Besides recognising authenticity and tweaking it as per Indian tastes, Wong also focused on expanding the vegetarian options under the Chinese cuisine. “In London, we usually feel guilty for treating vegetarians like second-class diners. But since vegetarian food is really popular here, it has been really interesting to dig into that,” he says. Catering to that demand, Baoshuan’s lotus root and sesame salad, Emperor’s soup with morels, shimeji and goji berries are as fine a dish as you could get.
Another highlight is the Xian city lamb bun with sesame, coriander and pomegranate salad that presents itself as a DIY bowl to be turned into a burger of sorts. The ingredients, including lamb meat, to be used in the making of the burger, are placed neatly around a puddle of peanut sauce. Accompanying the bowl is a slightly charred Cantonese bun that resembles pita bread. After putting the elements together, the dish turns out to be a true winner in terms of flavour and experience.
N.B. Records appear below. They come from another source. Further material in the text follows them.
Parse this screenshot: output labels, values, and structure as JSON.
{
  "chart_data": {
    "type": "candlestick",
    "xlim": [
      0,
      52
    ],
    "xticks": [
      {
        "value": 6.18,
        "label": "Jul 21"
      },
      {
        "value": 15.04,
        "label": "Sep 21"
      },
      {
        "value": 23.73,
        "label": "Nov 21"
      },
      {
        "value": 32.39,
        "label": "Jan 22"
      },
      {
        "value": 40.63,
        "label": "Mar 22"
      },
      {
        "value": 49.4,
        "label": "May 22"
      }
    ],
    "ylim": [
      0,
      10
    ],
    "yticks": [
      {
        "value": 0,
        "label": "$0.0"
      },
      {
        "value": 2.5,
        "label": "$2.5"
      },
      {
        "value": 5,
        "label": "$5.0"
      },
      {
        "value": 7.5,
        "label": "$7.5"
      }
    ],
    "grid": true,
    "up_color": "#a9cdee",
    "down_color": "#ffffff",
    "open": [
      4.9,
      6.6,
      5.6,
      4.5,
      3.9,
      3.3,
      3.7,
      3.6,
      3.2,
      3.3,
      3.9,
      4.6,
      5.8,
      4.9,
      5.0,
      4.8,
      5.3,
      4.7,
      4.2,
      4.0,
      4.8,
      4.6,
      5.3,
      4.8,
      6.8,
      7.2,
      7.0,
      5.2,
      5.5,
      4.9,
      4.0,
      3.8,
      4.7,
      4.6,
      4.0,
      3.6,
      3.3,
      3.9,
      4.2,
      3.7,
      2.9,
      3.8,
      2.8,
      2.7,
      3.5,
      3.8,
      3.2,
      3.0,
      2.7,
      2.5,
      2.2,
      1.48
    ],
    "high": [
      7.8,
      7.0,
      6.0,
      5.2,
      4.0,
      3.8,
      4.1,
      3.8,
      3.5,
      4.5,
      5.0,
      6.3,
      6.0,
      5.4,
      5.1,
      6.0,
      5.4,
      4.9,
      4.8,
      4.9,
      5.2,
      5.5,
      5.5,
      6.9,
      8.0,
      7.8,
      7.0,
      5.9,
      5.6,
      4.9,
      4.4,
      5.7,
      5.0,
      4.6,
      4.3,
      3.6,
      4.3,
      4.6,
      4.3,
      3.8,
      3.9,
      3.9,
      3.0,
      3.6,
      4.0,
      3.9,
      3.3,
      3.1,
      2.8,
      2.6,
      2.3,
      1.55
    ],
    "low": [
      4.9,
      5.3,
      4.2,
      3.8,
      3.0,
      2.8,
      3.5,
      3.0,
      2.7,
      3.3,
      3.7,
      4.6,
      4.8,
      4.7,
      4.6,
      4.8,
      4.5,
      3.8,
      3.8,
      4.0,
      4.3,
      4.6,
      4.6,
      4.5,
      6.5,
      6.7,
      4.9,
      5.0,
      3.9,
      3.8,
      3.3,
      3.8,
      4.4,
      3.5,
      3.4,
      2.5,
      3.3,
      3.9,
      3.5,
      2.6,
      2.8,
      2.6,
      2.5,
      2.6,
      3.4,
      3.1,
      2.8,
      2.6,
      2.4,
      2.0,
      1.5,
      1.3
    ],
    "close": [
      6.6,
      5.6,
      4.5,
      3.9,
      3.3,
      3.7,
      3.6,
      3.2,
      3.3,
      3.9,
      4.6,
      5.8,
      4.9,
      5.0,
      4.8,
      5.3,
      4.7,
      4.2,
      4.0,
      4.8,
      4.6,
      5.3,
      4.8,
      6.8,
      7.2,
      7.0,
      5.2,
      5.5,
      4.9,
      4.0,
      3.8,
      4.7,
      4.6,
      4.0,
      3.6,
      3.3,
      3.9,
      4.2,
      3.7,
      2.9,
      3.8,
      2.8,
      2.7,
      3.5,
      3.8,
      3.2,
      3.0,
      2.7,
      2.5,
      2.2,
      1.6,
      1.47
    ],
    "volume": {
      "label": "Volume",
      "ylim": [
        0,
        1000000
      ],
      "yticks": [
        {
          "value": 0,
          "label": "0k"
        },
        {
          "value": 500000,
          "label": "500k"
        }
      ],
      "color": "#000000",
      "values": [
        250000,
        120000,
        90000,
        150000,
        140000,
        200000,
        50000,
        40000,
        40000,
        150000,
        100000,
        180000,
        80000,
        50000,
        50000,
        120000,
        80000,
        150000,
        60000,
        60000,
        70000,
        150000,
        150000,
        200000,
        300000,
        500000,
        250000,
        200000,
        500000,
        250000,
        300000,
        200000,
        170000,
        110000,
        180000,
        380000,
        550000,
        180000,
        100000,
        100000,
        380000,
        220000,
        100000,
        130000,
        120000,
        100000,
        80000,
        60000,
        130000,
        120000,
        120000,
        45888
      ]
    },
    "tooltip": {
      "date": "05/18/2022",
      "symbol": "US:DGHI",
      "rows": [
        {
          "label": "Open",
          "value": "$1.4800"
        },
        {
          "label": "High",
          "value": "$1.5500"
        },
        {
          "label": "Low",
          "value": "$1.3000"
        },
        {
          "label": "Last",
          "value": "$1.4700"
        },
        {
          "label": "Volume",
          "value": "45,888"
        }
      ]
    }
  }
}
Wong, who was born and raised in a family of restaurateurs, however, was barely inclined to the culinary world at first. He studied chemistry and anthropology at Oxford University and London School of Economics, respectively. As fate would have it, Wong’s father passed away, prompting him to return home to help his mother manage the family’s four restaurants across the UK. It was then that he set out to discover his roots and learnt the nitty gritties of regional cuisines of China. Since most Chinese restaurants focus only on Cantonese and Sichuanese cuisines, Wong walked an extra mile to learn about the cuisines of Hunan, Fujian, Xinjiang, Shandong, Anhui and other provinces. As a result, the food at Baoshuan stems from 14 different regions of China and is not limited to cuisines from Szechwan and Canton that is served in most other restaurants.